I’m not calling this part a hypothesis. This doesn’t dispute anything I’ve said.

This also doesn’t dispute anything I’ve said, though we don’t know for a fact that every single human characteristic necessarily varies genetically between all population groups. If there are genes for sense of humor, we don’t know for a fact if one group has “better” funny genes than another. If there are genes for thumb flexibility, we don’t know for a fact if one group has better thumb flexibility genes than another. And so on. There are a nigh-infinite number of human characteristics, and we only know the genes and variations for a very small number of them, and intelligence ain’t one of these.

I’ve never claimed that “there is no intelligence variations among populations”.

None of this has any relevance to anything I’ve said. It doesn’t dispute anything I’ve said.

You’ve presented no evidence that any particular group has superior genes for intelligence to any other. Black people might very well have the best brain genes and we wouldn’t know it, if racism is significant enough. Or maybe the Inuit. Or the San bushmen. Or Tibetans. Or all the descendants of my grandfather. Or a million other groupings. Or maybe, since intelligence is so critical to human survival and reproduction, and no human groups are truly isolated, the best brain genes have distributed themselves among every group, or almost every group, or most groups, etc. Certainly Africans, Asians, and Europeans have been exchanging genes for thousands of years and more. I’m not discounting any of these possibilities, or others, since we don’t know the genes.

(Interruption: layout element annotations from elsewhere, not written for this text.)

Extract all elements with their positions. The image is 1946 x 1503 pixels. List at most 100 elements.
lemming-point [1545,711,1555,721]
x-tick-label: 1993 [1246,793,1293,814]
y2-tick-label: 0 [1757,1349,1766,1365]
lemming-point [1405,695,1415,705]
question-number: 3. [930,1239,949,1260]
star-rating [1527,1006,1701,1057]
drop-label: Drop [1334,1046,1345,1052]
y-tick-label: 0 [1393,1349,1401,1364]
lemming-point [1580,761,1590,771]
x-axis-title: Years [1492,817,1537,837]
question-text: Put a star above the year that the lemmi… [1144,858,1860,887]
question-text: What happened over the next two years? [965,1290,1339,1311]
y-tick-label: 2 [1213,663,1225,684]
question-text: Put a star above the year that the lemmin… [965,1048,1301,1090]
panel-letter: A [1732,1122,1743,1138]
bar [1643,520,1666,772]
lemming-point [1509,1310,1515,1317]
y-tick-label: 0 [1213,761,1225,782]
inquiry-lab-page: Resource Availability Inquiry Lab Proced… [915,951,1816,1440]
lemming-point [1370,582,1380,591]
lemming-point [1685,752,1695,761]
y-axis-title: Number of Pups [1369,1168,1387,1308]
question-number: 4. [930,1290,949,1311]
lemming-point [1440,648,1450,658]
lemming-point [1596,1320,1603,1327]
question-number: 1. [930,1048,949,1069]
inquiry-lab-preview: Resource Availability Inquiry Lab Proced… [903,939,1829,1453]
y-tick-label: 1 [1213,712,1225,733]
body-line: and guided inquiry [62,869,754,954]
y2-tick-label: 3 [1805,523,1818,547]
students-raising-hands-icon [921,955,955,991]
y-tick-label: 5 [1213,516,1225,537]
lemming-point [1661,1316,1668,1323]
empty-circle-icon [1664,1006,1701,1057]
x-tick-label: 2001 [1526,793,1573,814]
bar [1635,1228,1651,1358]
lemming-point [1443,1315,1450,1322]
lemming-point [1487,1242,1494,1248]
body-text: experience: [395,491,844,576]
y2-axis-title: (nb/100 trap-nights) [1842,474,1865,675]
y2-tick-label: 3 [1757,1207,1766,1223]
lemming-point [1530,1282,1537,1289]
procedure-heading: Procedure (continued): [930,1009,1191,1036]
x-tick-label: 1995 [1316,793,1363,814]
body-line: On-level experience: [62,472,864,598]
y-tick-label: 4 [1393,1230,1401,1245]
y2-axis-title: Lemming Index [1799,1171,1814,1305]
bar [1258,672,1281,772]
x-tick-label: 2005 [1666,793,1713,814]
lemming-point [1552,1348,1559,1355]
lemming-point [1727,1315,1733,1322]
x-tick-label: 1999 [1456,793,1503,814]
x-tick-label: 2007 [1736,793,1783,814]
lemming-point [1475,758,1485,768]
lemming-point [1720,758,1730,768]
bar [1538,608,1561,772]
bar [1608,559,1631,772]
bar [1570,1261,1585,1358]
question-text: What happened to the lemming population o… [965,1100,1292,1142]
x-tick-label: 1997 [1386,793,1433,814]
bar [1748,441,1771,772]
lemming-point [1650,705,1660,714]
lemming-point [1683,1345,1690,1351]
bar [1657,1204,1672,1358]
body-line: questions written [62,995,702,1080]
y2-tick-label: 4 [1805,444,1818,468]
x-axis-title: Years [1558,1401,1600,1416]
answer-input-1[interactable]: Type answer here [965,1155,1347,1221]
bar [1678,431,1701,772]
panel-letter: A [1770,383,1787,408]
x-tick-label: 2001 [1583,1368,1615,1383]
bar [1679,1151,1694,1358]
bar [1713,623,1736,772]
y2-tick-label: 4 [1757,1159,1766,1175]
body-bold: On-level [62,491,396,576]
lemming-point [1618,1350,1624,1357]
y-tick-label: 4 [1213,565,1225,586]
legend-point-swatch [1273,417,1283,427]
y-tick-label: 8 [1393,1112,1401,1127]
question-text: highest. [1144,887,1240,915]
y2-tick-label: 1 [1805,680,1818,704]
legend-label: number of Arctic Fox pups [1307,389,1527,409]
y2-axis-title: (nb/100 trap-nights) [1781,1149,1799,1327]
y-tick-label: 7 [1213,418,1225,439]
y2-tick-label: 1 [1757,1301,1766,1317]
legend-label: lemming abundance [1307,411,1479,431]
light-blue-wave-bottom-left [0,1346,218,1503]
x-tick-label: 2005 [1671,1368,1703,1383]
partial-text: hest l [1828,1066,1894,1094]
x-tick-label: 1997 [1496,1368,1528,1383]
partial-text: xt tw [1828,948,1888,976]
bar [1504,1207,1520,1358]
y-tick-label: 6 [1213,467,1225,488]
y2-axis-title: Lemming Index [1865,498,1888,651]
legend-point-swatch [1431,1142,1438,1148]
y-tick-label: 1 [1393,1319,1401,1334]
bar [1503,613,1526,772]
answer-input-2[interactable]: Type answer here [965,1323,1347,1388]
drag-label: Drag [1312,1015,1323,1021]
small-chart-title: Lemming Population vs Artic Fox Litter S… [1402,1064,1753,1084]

Maybe some groups have superior genetics for various traits, including intelligence. I’ve never denied this possibility. But until we know all the genes for those traits, and how prevalent they are in different populations, we won’t be able to conclude this about any particular groups. And it still boggles my mind why so many people want to pretend science can state with confidence that any particular identified group has superior genes for intelligence than any other when we don’t know what those genes are.

Hokay. He’s my gene-free explanation for how the trait of “obesity” is passed on from parents to children:

Fatass Mama and Fatass Papa, who constantly shovel food into their faces, teach Fatass Junior the same habits.

Flights to Stockholm seem to be running around $600-$800. I accept checks, a PayPal, or postal money orders.